Le marché original est signé le 9 octobre 1755. Le délai de remise des objets fixé moins de neuf mois avant cette comparution du 23 novembre 1756, donc vers la fin février ou début mars 1756. Delezenne avait donc 5 mois pour livrer tous ces objets. Par ce jugement, il est condamné à remettre le lendemain les objets déjà faits, soit le 24 novembre 1756, et le reste des ouvrages à compléter dans une quizaine de jours. Faire vite ne doit pas trop lui causer soucis, car son atelier regroupe le plus grand nombre d'engagés et d'apprentis en Nouvelle-France (Derome 1993, Derome 2005a, L'atelier de Delezenne) ! La tâche n'est quand même pas simple, puisque les objets qui restent à faire sont les plus gros, les plus complexes et donc, forcément, ceux qui commandent un prix plus élevé au marc d'argent. En effet, plus l'objet est somptueux, rare et volumineux, plus cette valeur est élevée car nécessitant une plus grande quantité du précieux matériau, difficile à trouver en si grande quantité sur le marché de Nouvelle-France. Seul le poids des couverts est indiqué et leur prix pourra être calculé avec la valeur du marc. Ce document nous prive cependant du poids réel des autres objets commandés par l'abbé Noël et de leur valeur ! Les IAD permettent de combler cette lacune et de mieux comprendre cette commande exceptionnelle. |
Jean-Baptiste Noël est né le 16 janvier 1709 à Saint-Pierre Île d'Orléans, fils de Marie Rondeau et Philippe Noël. Après ses études à Québec, il est ordonné le 18 octobre 1734. D'abord nommé à Champlain, il devient le premier curé de Saint-Antoine-de-Tilly en 1736 (Noël 1941 et Allaire 1910a). C'est en 1748 que son frère aîné, Philippe Noël (1705-1760), achète cette seigneurie des héritiers de Pierre Noël Legardeur de Tilly (web ou pdf). Son fils Jean-Baptiste (1731-1805), homonyme et neveu du curé, devient seigneur de Tilly en 1760. L'abbé Jean-Baptiste officie d'abord dans la première église de pierre, construite en 1721, qui remplaçait l'ancienne chapelle de bois érigée vers 1700-1702 (Gowans 1955, p. 130 et 140).

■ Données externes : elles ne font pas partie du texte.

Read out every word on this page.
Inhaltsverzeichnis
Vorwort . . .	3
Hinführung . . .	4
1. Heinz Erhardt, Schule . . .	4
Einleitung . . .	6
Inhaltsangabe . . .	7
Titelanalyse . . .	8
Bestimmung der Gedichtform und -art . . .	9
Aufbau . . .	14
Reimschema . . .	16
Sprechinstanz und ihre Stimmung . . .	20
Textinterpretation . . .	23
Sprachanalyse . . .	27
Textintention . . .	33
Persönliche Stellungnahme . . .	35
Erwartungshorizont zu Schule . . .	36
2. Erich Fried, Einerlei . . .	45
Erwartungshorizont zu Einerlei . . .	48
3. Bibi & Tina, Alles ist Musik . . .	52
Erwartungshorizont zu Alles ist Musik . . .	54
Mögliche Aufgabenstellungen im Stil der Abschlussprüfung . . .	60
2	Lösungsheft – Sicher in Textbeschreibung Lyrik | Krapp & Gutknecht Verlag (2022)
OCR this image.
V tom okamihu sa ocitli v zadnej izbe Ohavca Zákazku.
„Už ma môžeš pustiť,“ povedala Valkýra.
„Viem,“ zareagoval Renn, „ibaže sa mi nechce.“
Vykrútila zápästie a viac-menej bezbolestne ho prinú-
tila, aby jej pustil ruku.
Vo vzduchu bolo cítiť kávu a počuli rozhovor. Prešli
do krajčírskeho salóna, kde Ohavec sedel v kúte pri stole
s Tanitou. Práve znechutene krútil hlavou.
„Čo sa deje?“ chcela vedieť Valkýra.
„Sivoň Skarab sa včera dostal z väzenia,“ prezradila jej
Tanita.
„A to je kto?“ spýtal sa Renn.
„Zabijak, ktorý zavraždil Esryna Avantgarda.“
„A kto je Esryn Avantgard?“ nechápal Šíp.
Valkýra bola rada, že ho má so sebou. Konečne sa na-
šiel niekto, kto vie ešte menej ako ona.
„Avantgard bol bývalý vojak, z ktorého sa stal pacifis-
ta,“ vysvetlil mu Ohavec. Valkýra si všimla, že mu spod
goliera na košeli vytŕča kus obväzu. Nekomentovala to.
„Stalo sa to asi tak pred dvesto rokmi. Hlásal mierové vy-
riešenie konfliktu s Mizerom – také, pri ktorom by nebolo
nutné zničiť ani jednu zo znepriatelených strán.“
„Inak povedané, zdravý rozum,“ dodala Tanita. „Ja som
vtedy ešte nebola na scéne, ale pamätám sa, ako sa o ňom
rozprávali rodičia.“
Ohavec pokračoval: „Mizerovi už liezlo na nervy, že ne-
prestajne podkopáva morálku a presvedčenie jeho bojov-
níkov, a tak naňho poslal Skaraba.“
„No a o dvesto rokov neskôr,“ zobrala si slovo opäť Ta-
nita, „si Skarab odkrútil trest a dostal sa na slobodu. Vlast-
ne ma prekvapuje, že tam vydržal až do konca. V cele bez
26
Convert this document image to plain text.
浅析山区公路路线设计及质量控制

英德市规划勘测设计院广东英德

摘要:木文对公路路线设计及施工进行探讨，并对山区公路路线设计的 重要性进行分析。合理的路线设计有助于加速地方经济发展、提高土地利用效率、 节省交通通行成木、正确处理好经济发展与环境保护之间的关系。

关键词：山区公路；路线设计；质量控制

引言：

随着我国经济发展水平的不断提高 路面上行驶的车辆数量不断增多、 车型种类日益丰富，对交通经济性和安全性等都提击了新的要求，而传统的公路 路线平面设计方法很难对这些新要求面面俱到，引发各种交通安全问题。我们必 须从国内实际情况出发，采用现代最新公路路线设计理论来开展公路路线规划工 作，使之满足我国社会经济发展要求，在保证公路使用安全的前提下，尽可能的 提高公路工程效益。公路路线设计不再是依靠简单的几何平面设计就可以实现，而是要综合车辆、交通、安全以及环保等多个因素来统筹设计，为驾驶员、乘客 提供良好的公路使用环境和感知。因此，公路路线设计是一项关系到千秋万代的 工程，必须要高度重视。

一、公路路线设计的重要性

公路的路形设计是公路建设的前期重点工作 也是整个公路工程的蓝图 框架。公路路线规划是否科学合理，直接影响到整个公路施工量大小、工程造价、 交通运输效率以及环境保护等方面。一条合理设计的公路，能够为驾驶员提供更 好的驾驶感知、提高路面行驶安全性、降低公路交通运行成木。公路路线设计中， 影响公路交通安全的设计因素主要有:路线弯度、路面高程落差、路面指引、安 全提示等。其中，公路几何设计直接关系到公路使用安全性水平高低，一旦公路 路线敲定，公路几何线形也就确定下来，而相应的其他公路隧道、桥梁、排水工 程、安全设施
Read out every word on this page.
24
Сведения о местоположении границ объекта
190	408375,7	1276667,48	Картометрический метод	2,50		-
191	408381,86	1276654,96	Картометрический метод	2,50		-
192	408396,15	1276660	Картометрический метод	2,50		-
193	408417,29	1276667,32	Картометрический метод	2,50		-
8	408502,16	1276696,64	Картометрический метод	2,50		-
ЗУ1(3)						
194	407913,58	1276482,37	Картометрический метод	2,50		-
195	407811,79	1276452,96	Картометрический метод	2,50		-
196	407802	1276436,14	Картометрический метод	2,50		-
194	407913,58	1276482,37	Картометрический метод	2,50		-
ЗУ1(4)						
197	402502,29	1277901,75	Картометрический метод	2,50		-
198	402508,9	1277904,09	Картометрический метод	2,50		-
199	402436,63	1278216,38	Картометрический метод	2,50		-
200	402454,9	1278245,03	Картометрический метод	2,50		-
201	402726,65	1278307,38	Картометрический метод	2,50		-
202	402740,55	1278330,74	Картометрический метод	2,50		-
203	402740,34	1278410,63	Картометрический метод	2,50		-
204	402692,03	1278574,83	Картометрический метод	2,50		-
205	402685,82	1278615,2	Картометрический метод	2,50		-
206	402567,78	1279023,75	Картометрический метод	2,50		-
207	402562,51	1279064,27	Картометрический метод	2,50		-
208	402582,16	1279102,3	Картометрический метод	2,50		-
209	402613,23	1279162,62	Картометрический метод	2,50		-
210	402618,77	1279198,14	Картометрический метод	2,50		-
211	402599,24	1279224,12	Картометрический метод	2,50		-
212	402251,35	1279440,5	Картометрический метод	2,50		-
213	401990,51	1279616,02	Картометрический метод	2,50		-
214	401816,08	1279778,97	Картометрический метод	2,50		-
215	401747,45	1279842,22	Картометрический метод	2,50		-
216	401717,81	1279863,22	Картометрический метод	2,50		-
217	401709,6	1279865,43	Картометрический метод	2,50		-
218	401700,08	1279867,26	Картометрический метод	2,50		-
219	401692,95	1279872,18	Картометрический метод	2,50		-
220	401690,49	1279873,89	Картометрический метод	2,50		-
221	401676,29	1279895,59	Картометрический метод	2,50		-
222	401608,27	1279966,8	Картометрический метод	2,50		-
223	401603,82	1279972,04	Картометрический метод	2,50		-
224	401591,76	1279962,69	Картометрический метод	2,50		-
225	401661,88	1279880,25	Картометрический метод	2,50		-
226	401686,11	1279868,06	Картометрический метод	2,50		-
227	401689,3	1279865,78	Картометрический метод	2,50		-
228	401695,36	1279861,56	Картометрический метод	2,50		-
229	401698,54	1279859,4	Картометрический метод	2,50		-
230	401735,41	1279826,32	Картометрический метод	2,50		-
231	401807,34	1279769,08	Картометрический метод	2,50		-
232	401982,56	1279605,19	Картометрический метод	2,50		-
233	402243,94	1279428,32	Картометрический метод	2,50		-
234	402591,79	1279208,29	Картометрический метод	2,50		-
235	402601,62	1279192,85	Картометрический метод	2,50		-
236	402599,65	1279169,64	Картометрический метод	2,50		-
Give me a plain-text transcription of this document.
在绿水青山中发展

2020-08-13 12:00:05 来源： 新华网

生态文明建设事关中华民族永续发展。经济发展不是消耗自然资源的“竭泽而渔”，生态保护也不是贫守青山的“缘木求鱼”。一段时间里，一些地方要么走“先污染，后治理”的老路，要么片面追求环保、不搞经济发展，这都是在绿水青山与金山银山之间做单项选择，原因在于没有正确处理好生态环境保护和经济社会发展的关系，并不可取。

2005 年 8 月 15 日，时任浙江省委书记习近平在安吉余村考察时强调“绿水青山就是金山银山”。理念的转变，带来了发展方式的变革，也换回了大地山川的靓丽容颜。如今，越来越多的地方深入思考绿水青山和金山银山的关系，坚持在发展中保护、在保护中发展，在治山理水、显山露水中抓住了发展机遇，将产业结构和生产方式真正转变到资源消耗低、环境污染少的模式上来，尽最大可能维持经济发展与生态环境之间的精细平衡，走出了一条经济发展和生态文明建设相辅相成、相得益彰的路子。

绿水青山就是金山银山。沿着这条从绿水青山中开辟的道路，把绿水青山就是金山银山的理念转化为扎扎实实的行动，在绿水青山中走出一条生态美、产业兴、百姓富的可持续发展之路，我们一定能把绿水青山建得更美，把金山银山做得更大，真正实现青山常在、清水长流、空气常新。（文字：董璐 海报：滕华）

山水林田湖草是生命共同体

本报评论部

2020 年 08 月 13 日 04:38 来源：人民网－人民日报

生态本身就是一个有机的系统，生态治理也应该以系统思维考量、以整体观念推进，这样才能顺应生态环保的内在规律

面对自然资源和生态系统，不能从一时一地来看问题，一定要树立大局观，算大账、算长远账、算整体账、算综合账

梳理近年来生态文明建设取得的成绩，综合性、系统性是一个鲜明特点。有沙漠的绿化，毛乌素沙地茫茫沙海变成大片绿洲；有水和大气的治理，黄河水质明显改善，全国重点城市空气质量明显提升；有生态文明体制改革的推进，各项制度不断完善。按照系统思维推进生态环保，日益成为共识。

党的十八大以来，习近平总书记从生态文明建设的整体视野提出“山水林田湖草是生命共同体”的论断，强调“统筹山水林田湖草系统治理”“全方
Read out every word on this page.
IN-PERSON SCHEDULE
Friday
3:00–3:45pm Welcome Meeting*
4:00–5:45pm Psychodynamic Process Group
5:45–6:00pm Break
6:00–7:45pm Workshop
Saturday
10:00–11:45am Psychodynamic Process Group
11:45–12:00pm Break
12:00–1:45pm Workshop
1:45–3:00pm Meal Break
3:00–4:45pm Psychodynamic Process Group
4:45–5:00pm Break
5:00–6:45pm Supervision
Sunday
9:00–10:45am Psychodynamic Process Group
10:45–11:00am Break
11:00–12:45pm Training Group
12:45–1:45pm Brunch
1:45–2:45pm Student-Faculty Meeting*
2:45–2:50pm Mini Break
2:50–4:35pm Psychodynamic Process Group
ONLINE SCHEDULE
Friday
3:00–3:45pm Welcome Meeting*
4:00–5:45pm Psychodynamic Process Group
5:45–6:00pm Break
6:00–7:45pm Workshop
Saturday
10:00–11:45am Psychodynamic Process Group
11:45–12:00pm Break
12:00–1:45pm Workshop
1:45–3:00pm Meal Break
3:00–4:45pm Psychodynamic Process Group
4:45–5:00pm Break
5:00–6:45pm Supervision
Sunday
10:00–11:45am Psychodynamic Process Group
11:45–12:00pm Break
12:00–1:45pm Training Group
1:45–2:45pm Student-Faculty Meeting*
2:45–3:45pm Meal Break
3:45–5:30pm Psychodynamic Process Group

Le nouveau presbytère, construit en 1739 par l'abbé Noël mais qui n'existe plus, mesurait 47 pieds sur 24 (Noël 1941, p. 23 note 25). C'est également sous sa direction qu'est construite la seconde église de pierre, commencée le 6 février 1786 et terminée au milieu de l'été 1788, et qui existe toujours (Noël 1941, Noppen 1977a et QCBCQ 1990). Église de Saint-Antoine-de-Tilly avant la transformation de la façade en 1902. Photo tirée de Noël 1941, p. 71. Voir aussi RPCQ (web ou pdf). |
« Vue de l'emplacement où était situé le manoir seigneurial de Pierre-Noël Le Gardeur, seigneur de Tilly.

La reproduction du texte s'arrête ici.